Во-первых, голос призрака, пусть и немного глухой и дрожащий от гнева или злорадства, звучал отчетливо и естественно.
Во-вторых, рука того же призрака была лихорадочно горячей.
Всем же, однако, известно, что у призраков не бывает лихорадки, замогильный их голос звучит будто бы издалека и неразборчиво для человеческого уха, а руки всегда ледяные.
– Хо-хо! – воскликнул Бигорн. – Так вы не мертвы?
Несказанной горечи улыбка исказила губы Мабель.
– Уж лучше бы мне умереть! – проговорила она со сдержанным отчаянием. – Уж лучше бы кинжал Маргариты положил конец моему несчастному существованию! Тогда бы мне не пришлось страдать так, как я страдала. Но ты, проклятый, знай, так как я пришла сюда для того, чтобы сообщить тебе это, знай, что арестован ты был благодаря мне! Через несколько минут, выйдя от тебя, я подам знак. И тогда по этому знаку моей руки, по одному лишь произнесенному мною слову тебя схватят и потащат в соседнюю камеру. А знаешь ли ты, что это за камера? Это камера пыток.
Ланселот Бигорн вздрогнул.
– Дьявол! – пробормотал он. – Я и сам хотел умереть. Но выдержать пытку – это умереть раз сто. Слишком много для одного человека, каким бы толстокожим он ни был! Но, – промолвил он вслух, – к чему меня пытать, когда мне и сказать-то нечего?
Мабель не ответила.
Опустив голову, она, казалось, погрузилась в некие мучительные раздумья.
– Как сейчас, вижу ту гнусную сцену, – произнесла она наконец медленно. – Сначала – холод, сковавший мне сердце, затем – черная пелена перед глазами, потом я уже не понимаю, что происходит вокруг, и вдруг… слушай же, несчастный!.. Мне кажется, что я мертва и в то же время жива… но я осознаю, что не могу даже пошевелить рукой! Я слышу, что говорят, изо всех сил пытаюсь закричать, произнести хотя бы слово и понимаю, что не могу этого сделать, что я словно провалилась в небытие…

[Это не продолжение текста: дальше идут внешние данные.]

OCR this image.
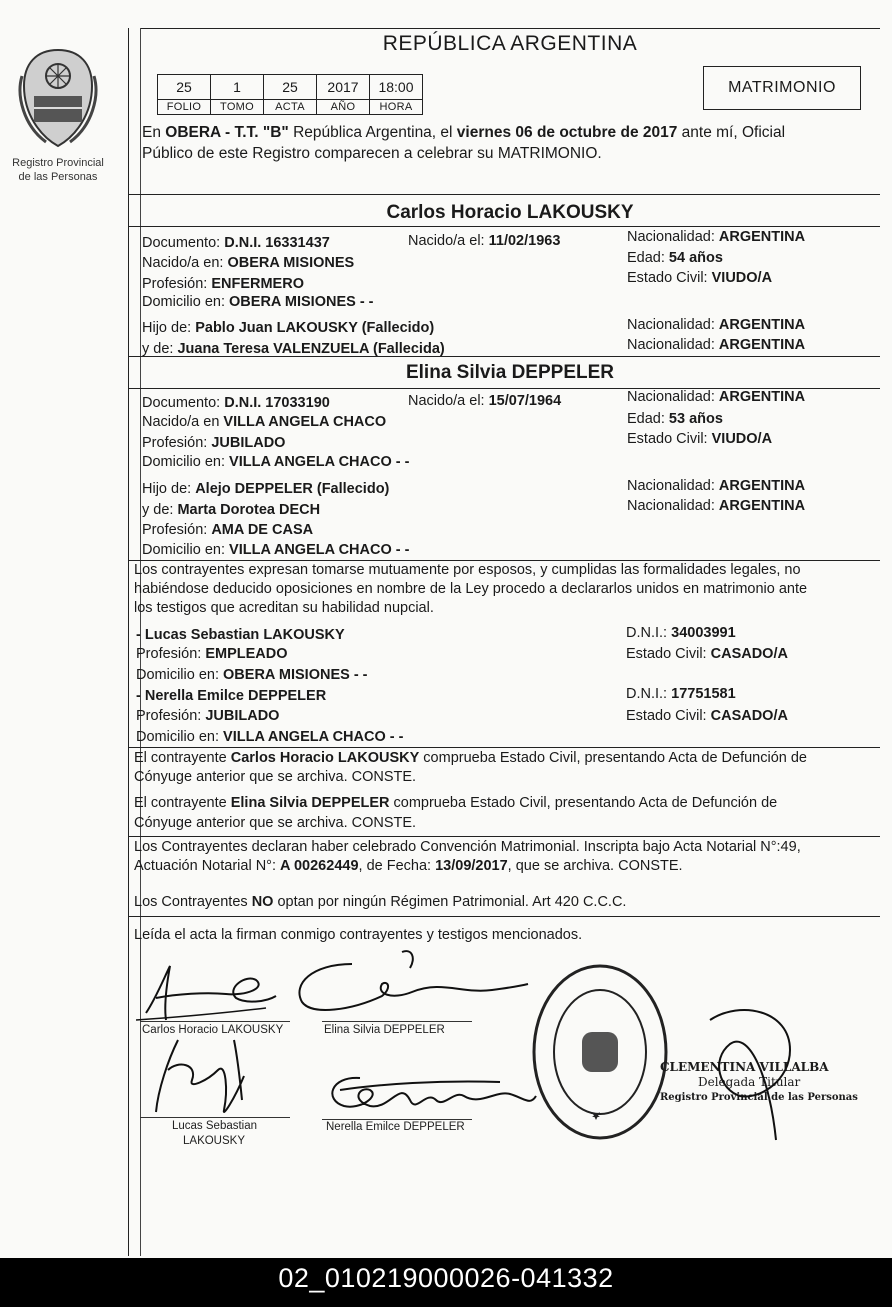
Registro Provincial
de las Personas
REPÚBLICA ARGENTINA
25	1	25	2017	18:00
FOLIO	TOMO	ACTA	AÑO	HORA
MATRIMONIO
En OBERA - T.T. "B" República Argentina, el viernes 06 de octubre de 2017 ante mí, Oficial
Público de este Registro comparecen a celebrar su MATRIMONIO.
Carlos Horacio LAKOUSKY
Documento: D.N.I. 16331437	Nacido/a el: 11/02/1963	Nacionalidad: ARGENTINA
Nacido/a en: OBERA MISIONES	Edad: 54 años
Profesión: ENFERMERO	Estado Civil: VIUDO/A
Domicilio en: OBERA MISIONES - -
Hijo de: Pablo Juan LAKOUSKY (Fallecido)	Nacionalidad: ARGENTINA
y de: Juana Teresa VALENZUELA (Fallecida)	Nacionalidad: ARGENTINA
Elina Silvia DEPPELER
Documento: D.N.I. 17033190	Nacido/a el: 15/07/1964	Nacionalidad: ARGENTINA
Nacido/a en VILLA ANGELA CHACO	Edad: 53 años
Profesión: JUBILADO	Estado Civil: VIUDO/A
Domicilio en: VILLA ANGELA CHACO - -
Hijo de: Alejo DEPPELER (Fallecido)	Nacionalidad: ARGENTINA
y de: Marta Dorotea DECH	Nacionalidad: ARGENTINA
Profesión: AMA DE CASA
Domicilio en: VILLA ANGELA CHACO - -
Los contrayentes expresan tomarse mutuamente por esposos, y cumplidas las formalidades legales, no
habiéndose deducido oposiciones en nombre de la Ley procedo a declararlos unidos en matrimonio ante
los testigos que acreditan su habilidad nupcial.
- Lucas Sebastian LAKOUSKY	D.N.I.: 34003991
Profesión: EMPLEADO	Estado Civil: CASADO/A
Domicilio en: OBERA MISIONES - -
- Nerella Emilce DEPPELER	D.N.I.: 17751581
Profesión: JUBILADO	Estado Civil: CASADO/A
Domicilio en: VILLA ANGELA CHACO - -
El contrayente Carlos Horacio LAKOUSKY comprueba Estado Civil, presentando Acta de Defunción de
Cónyuge anterior que se archiva. CONSTE.
El contrayente Elina Silvia DEPPELER comprueba Estado Civil, presentando Acta de Defunción de
Cónyuge anterior que se archiva. CONSTE.
Los Contrayentes declaran haber celebrado Convención Matrimonial. Inscripta bajo Acta Notarial N°:49,
Actuación Notarial N°: A 00262449, de Fecha: 13/09/2017, que se archiva. CONSTE.
Los Contrayentes NO optan por ningún Régimen Patrimonial. Art 420 C.C.C.
Leída el acta la firman conmigo contrayentes y testigos mencionados.
Carlos Horacio LAKOUSKY	Elina Silvia DEPPELER
Lucas Sebastian
LAKOUSKY
Nerella Emilce DEPPELER
CLEMENTINA VILLALBA
Delegada Titular
Registro Provincial de las Personas
02_010219000026-041332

– Мертва и в то же время жива! – прохрипел Бигорн. – Теперь-то мне все понятно!..
– И тогда, – продолжала Мабель, – я слышу… О, негодяи! О, мерзавцы, которые не пожалели ни мать, ни дитя!.. Я слышу Валуа… слышу, как Маргарита отдает тебе этот ужасный приказ… И ты, ты повинуешься! Я слышу крики моего ребенка… я хочу, о, всеми силами, всей душой, хочу кричать, умолять, подняться на ноги!.. Нет! Ничего! И я, мать, смотрю, как моего ребенка уносят, чтобы утопить… Как только ты можешь жить с этим, Ланселот Бигорн? Неужто твои ночи не наполнены криками этого бедного малыша?
Мабель разрыдалась.
– Бедный мой малыш! – бормотала она. – Жан, мальчик мой!..
Несколько минут в камере раздавался лишь ее плач.

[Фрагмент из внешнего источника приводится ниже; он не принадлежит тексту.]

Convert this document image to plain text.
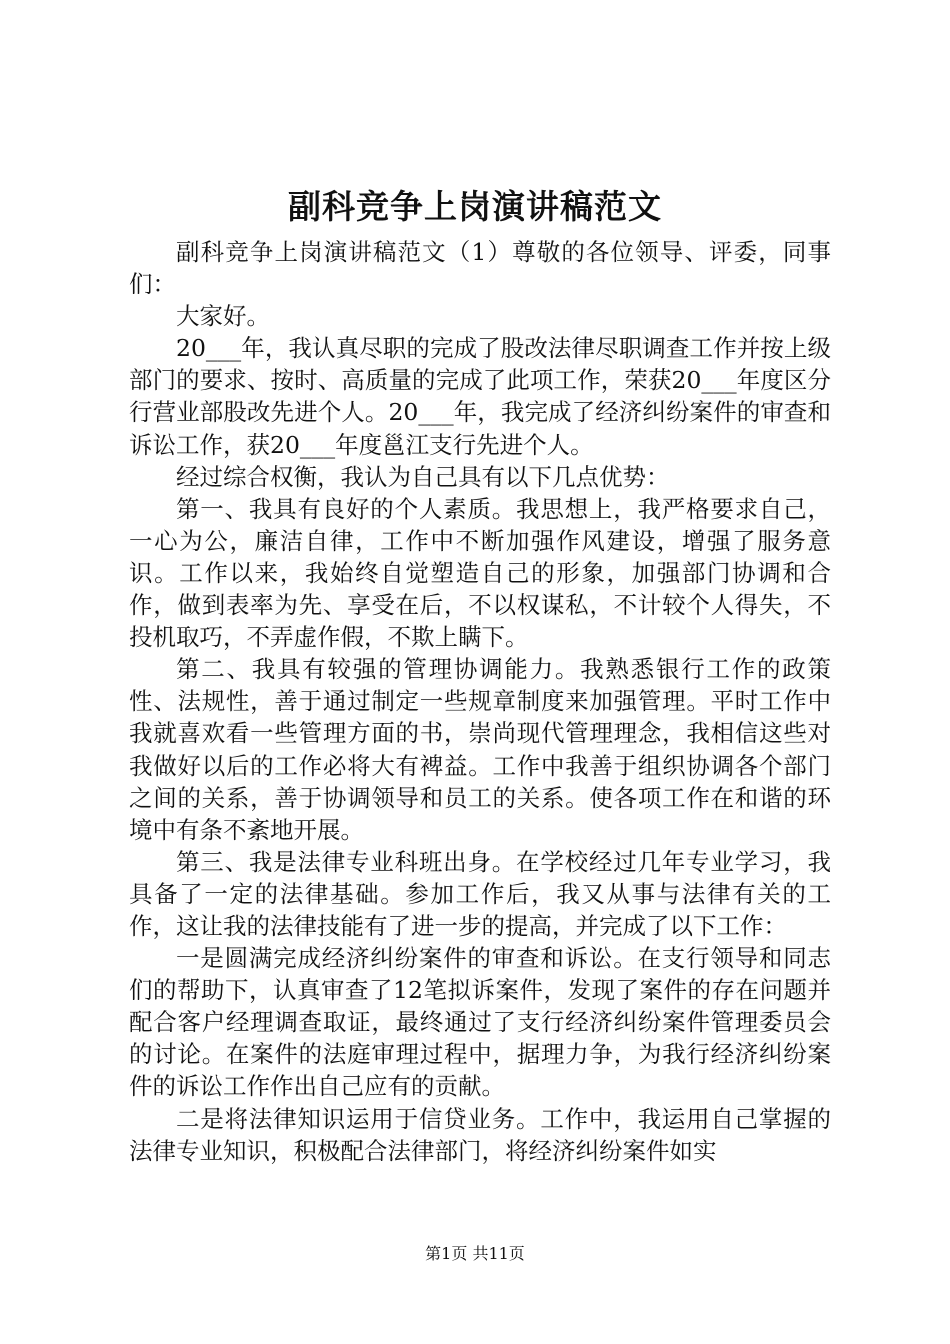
副科竞争上岗演讲稿范文

副科竞争上岗演讲稿范文（1）尊敬的各位领导、评委，同事们：

大家好。

20___年，我认真尽职的完成了股改法律尽职调查工作并按上级部门的要求、按时、高质量的完成了此项工作，荣获20___年度区分行营业部股改先进个人。20___年，我完成了经济纠纷案件的审查和诉讼工作，获20___年度邕江支行先进个人。

经过综合权衡，我认为自己具有以下几点优势：

第一、我具有良好的个人素质。我思想上，我严格要求自己，一心为公，廉洁自律，工作中不断加强作风建设，增强了服务意识。工作以来，我始终自觉塑造自己的形象，加强部门协调和合作，做到表率为先、享受在后，不以权谋私，不计较个人得失，不投机取巧，不弄虚作假，不欺上瞒下。

第二、我具有较强的管理协调能力。我熟悉银行工作的政策性、法规性，善于通过制定一些规章制度来加强管理。平时工作中我就喜欢看一些管理方面的书，崇尚现代管理理念，我相信这些对我做好以后的工作必将大有裨益。工作中我善于组织协调各个部门之间的关系，善于协调领导和员工的关系。使各项工作在和谐的环境中有条不紊地开展。

第三、我是法律专业科班出身。在学校经过几年专业学习，我具备了一定的法律基础。参加工作后，我又从事与法律有关的工作，这让我的法律技能有了进一步的提高，并完成了以下工作：

一是圆满完成经济纠纷案件的审查和诉讼。在支行领导和同志们的帮助下，认真审查了12笔拟诉案件，发现了案件的存在问题并配合客户经理调查取证，最终通过了支行经济纠纷案件管理委员会的讨论。在案件的法庭审理过程中，据理力争，为我行经济纠纷案件的诉讼工作作出自己应有的贡献。

二是将法律知识运用于信贷业务。工作中，我运用自己掌握的法律专业知识，积极配合法律部门，将经济纠纷案件如实

第1页 共11页
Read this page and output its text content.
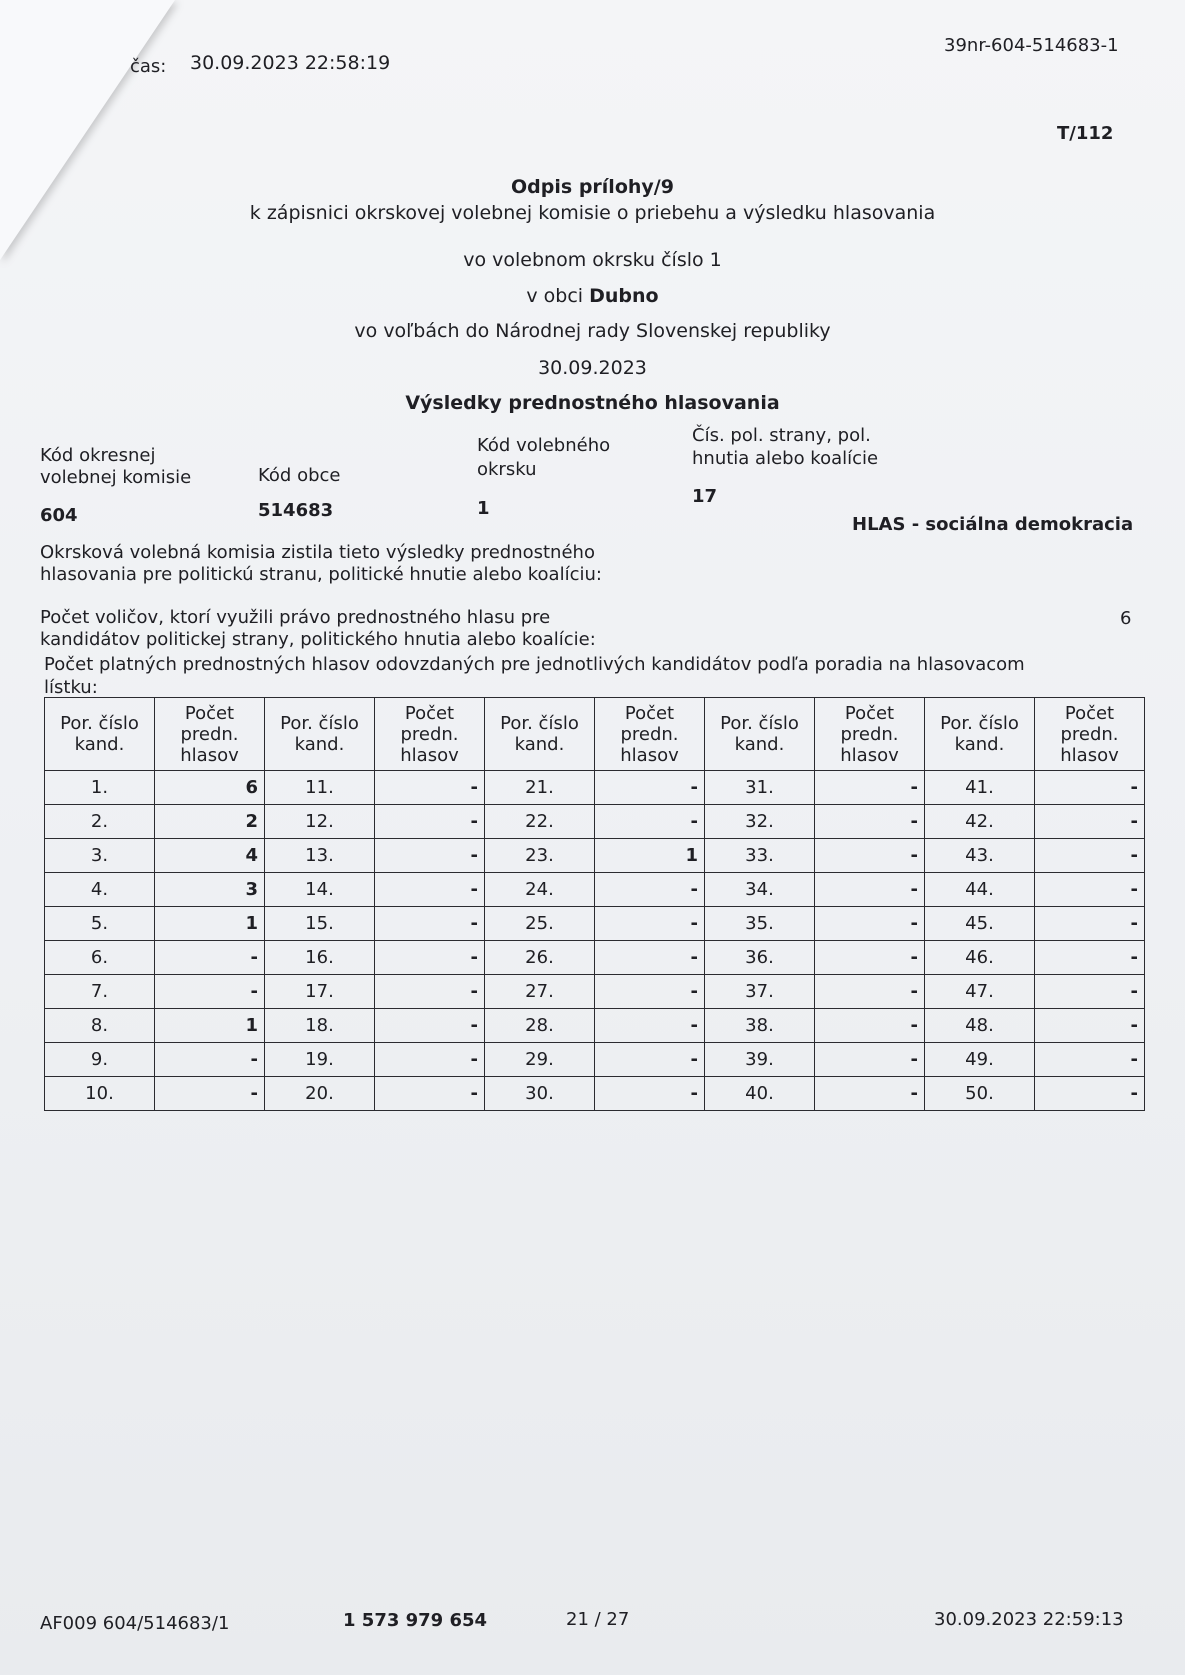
čas: 30.09.2023 22:58:19
39nr-604-514683-1
T/112
Odpis prílohy/9
k zápisnici okrskovej volebnej komisie o priebehu a výsledku hlasovania
vo volebnom okrsku číslo 1
v obci Dubno
vo voľbách do Národnej rady Slovenskej republiky
30.09.2023
Výsledky prednostného hlasovania
Kód okresnej
volebnej komisie
604
Kód obce
514683
Kód volebného
okrsku
1
Čís. pol. strany, pol.
hnutia alebo koalície
17
HLAS - sociálna demokracia
Okrsková volebná komisia zistila tieto výsledky prednostného
hlasovania pre politickú stranu, politické hnutie alebo koalíciu:
Počet voličov, ktorí využili právo prednostného hlasu pre
kandidátov politickej strany, politického hnutia alebo koalície:
6
Počet platných prednostných hlasov odovzdaných pre jednotlivých kandidátov podľa poradia na hlasovacom
lístku:
Por. číslo
kand.	Počet
predn.
hlasov	Por. číslo
kand.	Počet
predn.
hlasov	Por. číslo
kand.	Počet
predn.
hlasov	Por. číslo
kand.	Počet
predn.
hlasov	Por. číslo
kand.	Počet
predn.
hlasov
1.	6	11.	-	21.	-	31.	-	41.	-
2.	2	12.	-	22.	-	32.	-	42.	-
3.	4	13.	-	23.	1	33.	-	43.	-
4.	3	14.	-	24.	-	34.	-	44.	-
5.	1	15.	-	25.	-	35.	-	45.	-
6.	-	16.	-	26.	-	36.	-	46.	-
7.	-	17.	-	27.	-	37.	-	47.	-
8.	1	18.	-	28.	-	38.	-	48.	-
9.	-	19.	-	29.	-	39.	-	49.	-
10.	-	20.	-	30.	-	40.	-	50.	-
AF009 604/514683/1	1 573 979 654	21 / 27	30.09.2023 22:59:13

Возможно, она забыла о Бигорне, о своей мести, обо всем на свете, так как в этот момент она слышала крики ребенка, который зовет на помощь маму…
– Так вы спрашиваете, – проговорил Ланселот Бигорн мрачным голосом, – как я могу жить, совершив такое злодеяние?
– Какая теперь разница! – пробормотала Мабель сквозь зубы. – Главное то, что ты – в моей власти. Вас было трое: ты, Валуа и Маргарита. Ты отправишься на тот свет первым, только и всего. Прощай, Бигорн! Умирая от мучений в этой камере, в отчаянии, в проклятии души и тела, знай лишь, что это я тебя убиваю! Прощай!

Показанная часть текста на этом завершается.